Last week we passed the January 15 application deadline.  Most high school seniors should have submitted their college applications and now is the time most families wait to hear back from all the colleges on the list.  It is also the perfect time to make sure your child has at least one quality backup school on his or her list.

I stress the word “quality” because many families assume that the ultimate backup will be the area community college.  While community and junior colleges serve a great purpose, most of the students I know who applied to four year universities see these schools as unacceptable alternatives.

A quality backup school is one that is seen as acceptable to everyone in the family, meets the basic criteria (location, major, etc.), and would be viewed as a good alternative if all other plans fell through.  I encourage every student to plan for a financial and admissions backup when they develop their college list.

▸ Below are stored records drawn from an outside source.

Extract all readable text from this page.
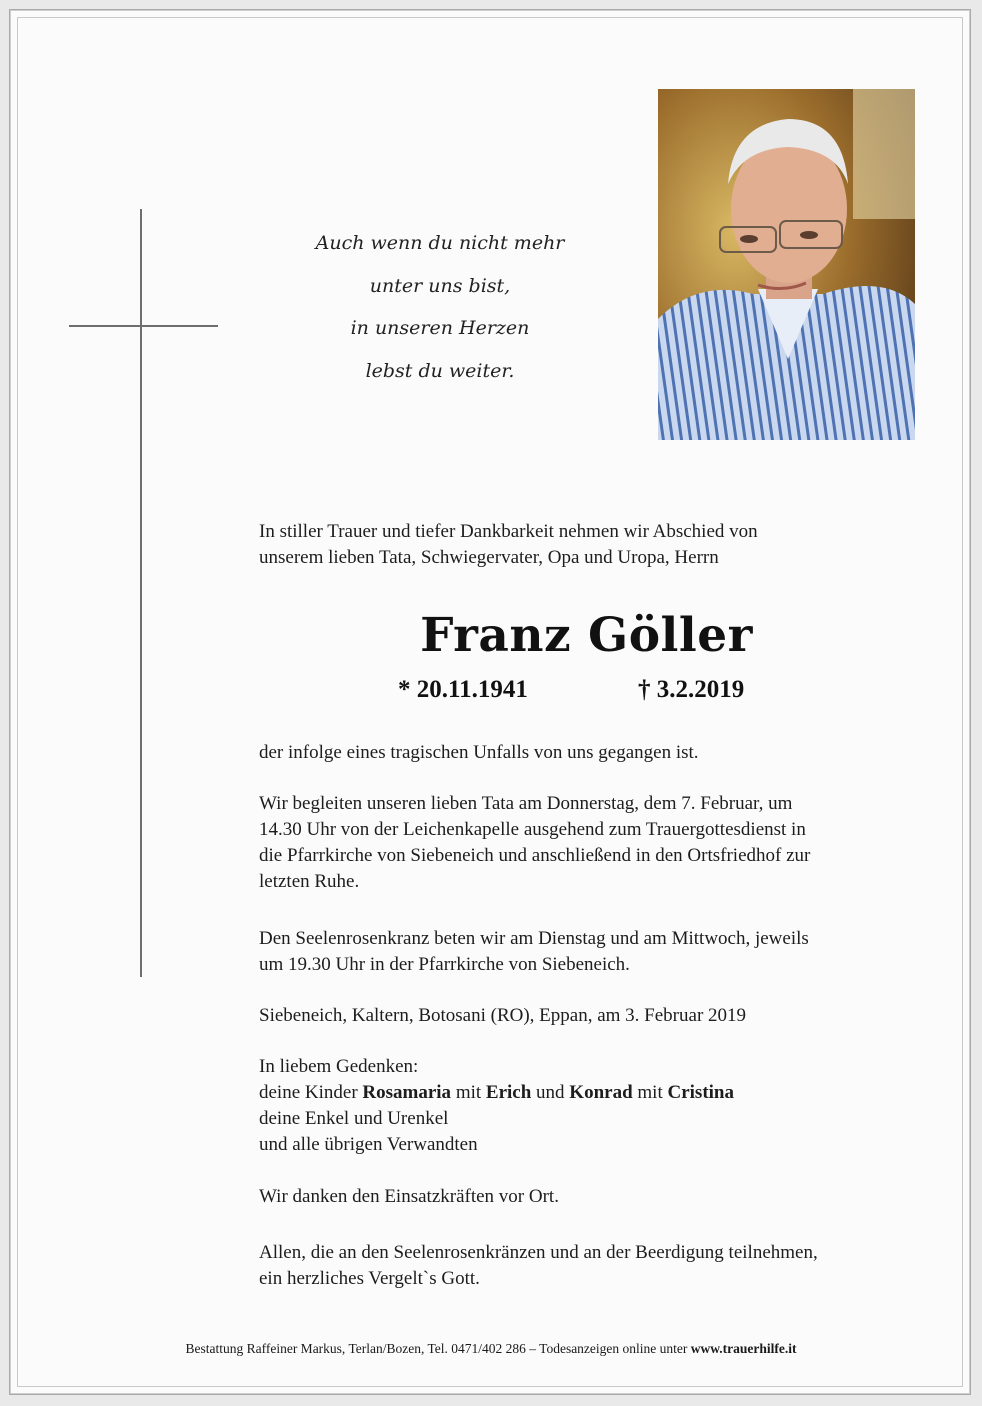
Auch wenn du nicht mehr
unter uns bist,
in unseren Herzen
lebst du weiter.
In stiller Trauer und tiefer Dankbarkeit nehmen wir Abschied von
unserem lieben Tata, Schwiegervater, Opa und Uropa, Herrn
Franz Göller
* 20.11.1941	† 3.2.2019
der infolge eines tragischen Unfalls von uns gegangen ist.
Wir begleiten unseren lieben Tata am Donnerstag, dem 7. Februar, um
14.30 Uhr von der Leichenkapelle ausgehend zum Trauergottesdienst in
die Pfarrkirche von Siebeneich und anschließend in den Ortsfriedhof zur
letzten Ruhe.
Den Seelenrosenkranz beten wir am Dienstag und am Mittwoch, jeweils
um 19.30 Uhr in der Pfarrkirche von Siebeneich.
Siebeneich, Kaltern, Botosani (RO), Eppan, am 3. Februar 2019
In liebem Gedenken:
deine Kinder Rosamaria mit Erich und Konrad mit Cristina
deine Enkel und Urenkel
und alle übrigen Verwandten
Wir danken den Einsatzkräften vor Ort.
Allen, die an den Seelenrosenkränzen und an der Beerdigung teilnehmen,
ein herzliches Vergelt`s Gott.
Bestattung Raffeiner Markus, Terlan/Bozen, Tel. 0471/402 286 – Todesanzeigen online unter www.trauerhilfe.it
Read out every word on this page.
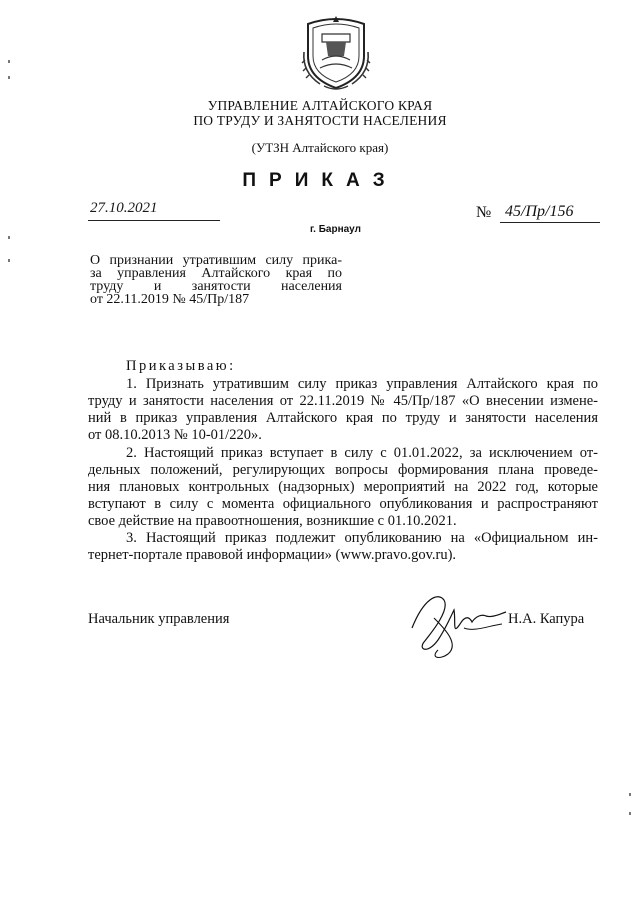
УПРАВЛЕНИЕ АЛТАЙСКОГО КРАЯ
ПО ТРУДУ И ЗАНЯТОСТИ НАСЕЛЕНИЯ
(УТЗН Алтайского края)
ПРИКАЗ
27.10.2021
г. Барнаул
№ 45/Пр/156
О признании утратившим силу прика-
за управления Алтайского края по
труду и занятости населения
от 22.11.2019 № 45/Пр/187
Приказываю:
1. Признать утратившим силу приказ управления Алтайского края по
труду и занятости населения от 22.11.2019 № 45/Пр/187 «О внесении измене-
ний в приказ управления Алтайского края по труду и занятости населения
от 08.10.2013 № 10-01/220».
2. Настоящий приказ вступает в силу с 01.01.2022, за исключением от-
дельных положений, регулирующих вопросы формирования плана проведе-
ния плановых контрольных (надзорных) мероприятий на 2022 год, которые
вступают в силу с момента официального опубликования и распространяют
свое действие на правоотношения, возникшие с 01.10.2021.
3. Настоящий приказ подлежит опубликованию на «Официальном ин-
тернет-портале правовой информации» (www.pravo.gov.ru).
Начальник управления	Н.А. Капура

The financial backup is there in case none of the scholarship possibilities work out or family finances take a downward turn due to the economy or job loss.  The admissions backup is the school that will admit that student.  The state schools in Texas publish automatic admissions numbers, so many of my clients are encouraged to find a school from that list, but I’ve also had clients who have added at least one four-year school with open admissions policies, meaning they accept all applicants.

Part of college planning involves preparing for the worst-case admissions scenario.  I think it’s human nature to think “it will never happen to me.”  I think back to a former student who came into the high school counseling office one spring day.  She had just received her final college admissions notice and the news was not good.  Denied!  She applied to five schools and received five rejection letters.  She was stunned.  This was a good student in the top of her class with plenty of activities and personal strengths.  But she also had a list of five very competitive universities with no backup schools.

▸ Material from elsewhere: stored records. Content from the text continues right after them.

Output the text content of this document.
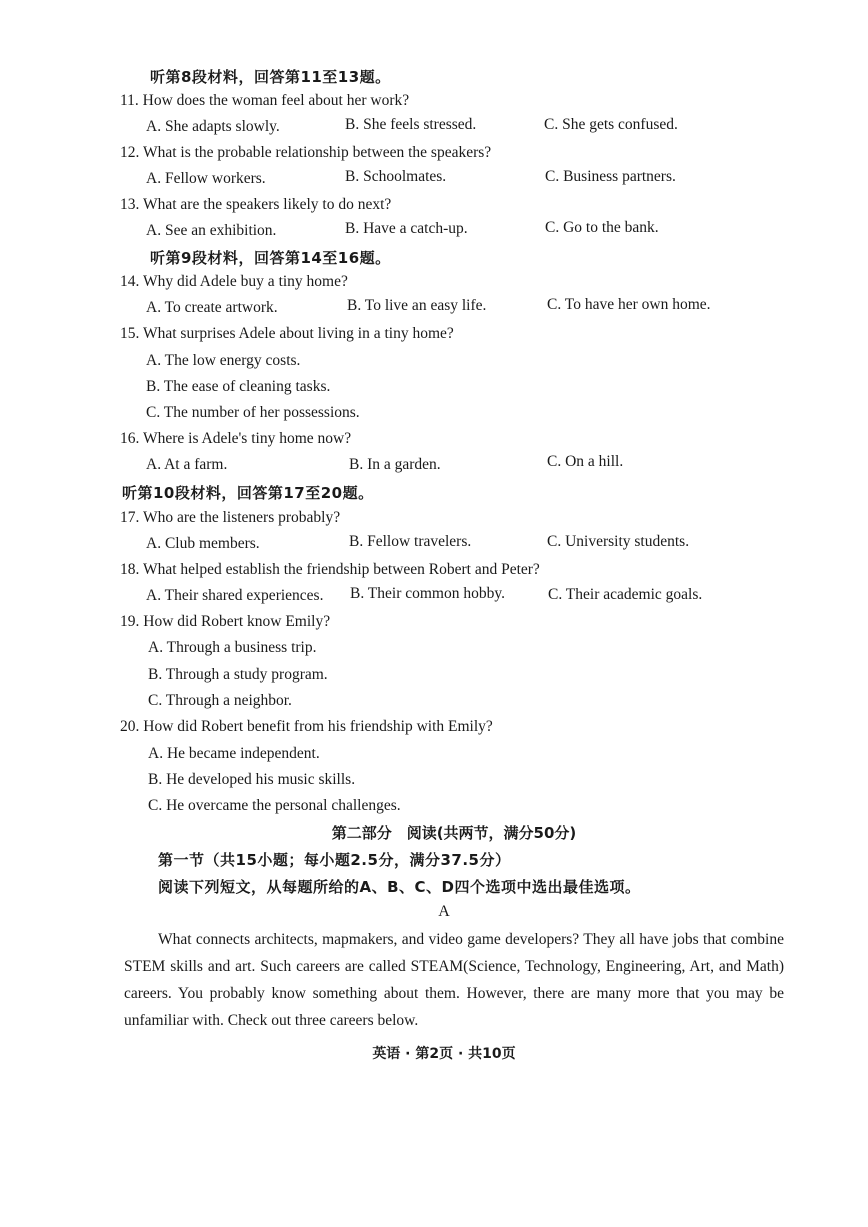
听第8段材料，回答第11至13题。
11. How does the woman feel about her work?
A. She adapts slowly.	B. She feels stressed.	C. She gets confused.
12. What is the probable relationship between the speakers?
A. Fellow workers.	B. Schoolmates.	C. Business partners.
13. What are the speakers likely to do next?
A. See an exhibition.	B. Have a catch-up.	C. Go to the bank.
听第9段材料，回答第14至16题。
14. Why did Adele buy a tiny home?
A. To create artwork.	B. To live an easy life.	C. To have her own home.
15. What surprises Adele about living in a tiny home?
A. The low energy costs.
B. The ease of cleaning tasks.
C. The number of her possessions.
16. Where is Adele's tiny home now?
A. At a farm.	B. In a garden.	C. On a hill.
听第10段材料，回答第17至20题。
17. Who are the listeners probably?
A. Club members.	B. Fellow travelers.	C. University students.
18. What helped establish the friendship between Robert and Peter?
A. Their shared experiences. B. Their common hobby.	C. Their academic goals.
19. How did Robert know Emily?
A. Through a business trip.
B. Through a study program.
C. Through a neighbor.
20. How did Robert benefit from his friendship with Emily?
A. He became independent.
B. He developed his music skills.
C. He overcame the personal challenges.
第二部分　阅读(共两节，满分50分)
第一节（共15小题；每小题2.5分，满分37.5分）
阅读下列短文，从每题所给的A、B、C、D四个选项中选出最佳选项。
A
What connects architects, mapmakers, and video game developers? They all have jobs that combine STEM skills and art. Such careers are called STEAM(Science, Technology, Engineering, Art, and Math) careers. You probably know something about them. However, there are many more that you may be unfamiliar with. Check out three careers below.
英语 · 第2页 · 共10页
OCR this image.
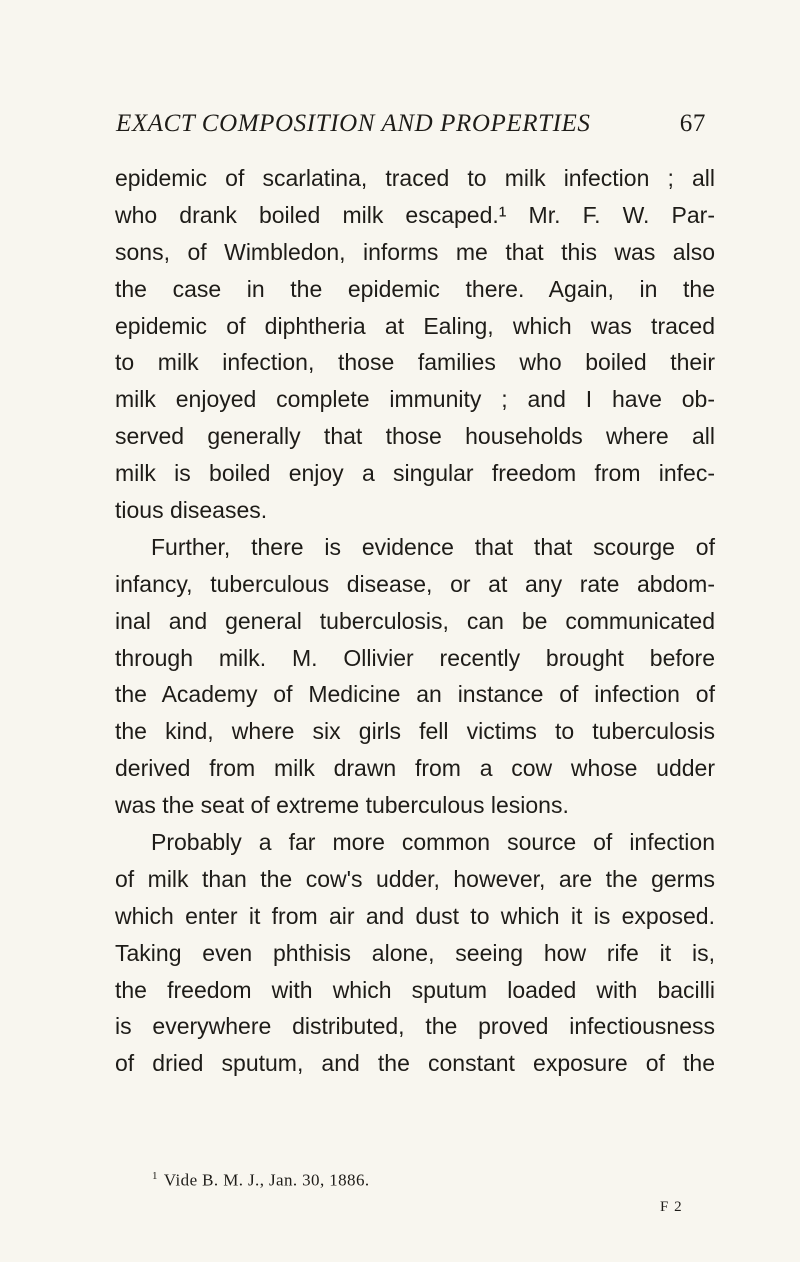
EXACT COMPOSITION AND PROPERTIES	67
epidemic of scarlatina, traced to milk infection ; all
who drank boiled milk escaped.¹ Mr. F. W. Par-
sons, of Wimbledon, informs me that this was also
the case in the epidemic there. Again, in the
epidemic of diphtheria at Ealing, which was traced
to milk infection, those families who boiled their
milk enjoyed complete immunity ; and I have ob-
served generally that those households where all
milk is boiled enjoy a singular freedom from infec-
tious diseases.
Further, there is evidence that that scourge of
infancy, tuberculous disease, or at any rate abdom-
inal and general tuberculosis, can be communicated
through milk. M. Ollivier recently brought before
the Academy of Medicine an instance of infection of
the kind, where six girls fell victims to tuberculosis
derived from milk drawn from a cow whose udder
was the seat of extreme tuberculous lesions.
Probably a far more common source of infection
of milk than the cow's udder, however, are the germs
which enter it from air and dust to which it is exposed.
Taking even phthisis alone, seeing how rife it is,
the freedom with which sputum loaded with bacilli
is everywhere distributed, the proved infectiousness
of dried sputum, and the constant exposure of the
$^1$ Vide B. M. J., Jan. 30, 1886.
F 2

We sat down and started brainstorming options.  I suggested a number of universities where the application deadlines had not passed.  Each time she said, “I’d rather go to Columbia” or “Brown or Swarthmore are better.”  I kept reminding her that those ideal dream schools had sent her rejection letters; they were no longer options.  She insisted that she didn’t want to apply to any state universities and she didn’t want to “settle for less.”  It took a couple weeks and a few more meetings before she was ready to develop a better backup plan.

Ideally, students will plan ahead and incorporate quality backup schools in their college list in the fall.  Here’s what seniors can do this spring if they need to add some additional options:

  1.  Reevaluate criteria and priorities.  Get into the mindset of finding the school that would be the next choice if all the others sent rejection letters.  This doesn’t mean settling for less; it means finding a school that offers strong opportunities, but maybe be less well known or have easier admissions standards.  (Think “If I can’t drive the new Mercedes, would I still be happy with a new Honda Accord?”  Personally, I’d rather have the Honda than ride the bus.)
  2. Look for schools with late spring application deadlines.  I’m familiar with the schools in my state that have late spring admissions deadlines.  I also use the Common Application Deadline & Requirement chart.  Keep in mind that schools with rolling decision may not list a final application deadline, but once they fill their incoming class, they stop accepting students.
  3. Take applications seriously.  Just because a school may be a backup doesn’t mean students should assume they will get in without trying.  I encourage my clients to take the same approach they did with all other schools – send quality essays, take time to review and proofread, and send in optional supporting materials.
  4. Check the “space available” colleges.  In May colleges evaluate how many students have enrolled and how much space, if any, they have.  If you are in need of a backup school in May, June, or July, contact your counselor to find out which colleges and universities still have openings for students.

It is best to plan ahead and start thinking about alternatives junior year, but even in spring semester of senior year, students can take steps to add quality backup schools to their list.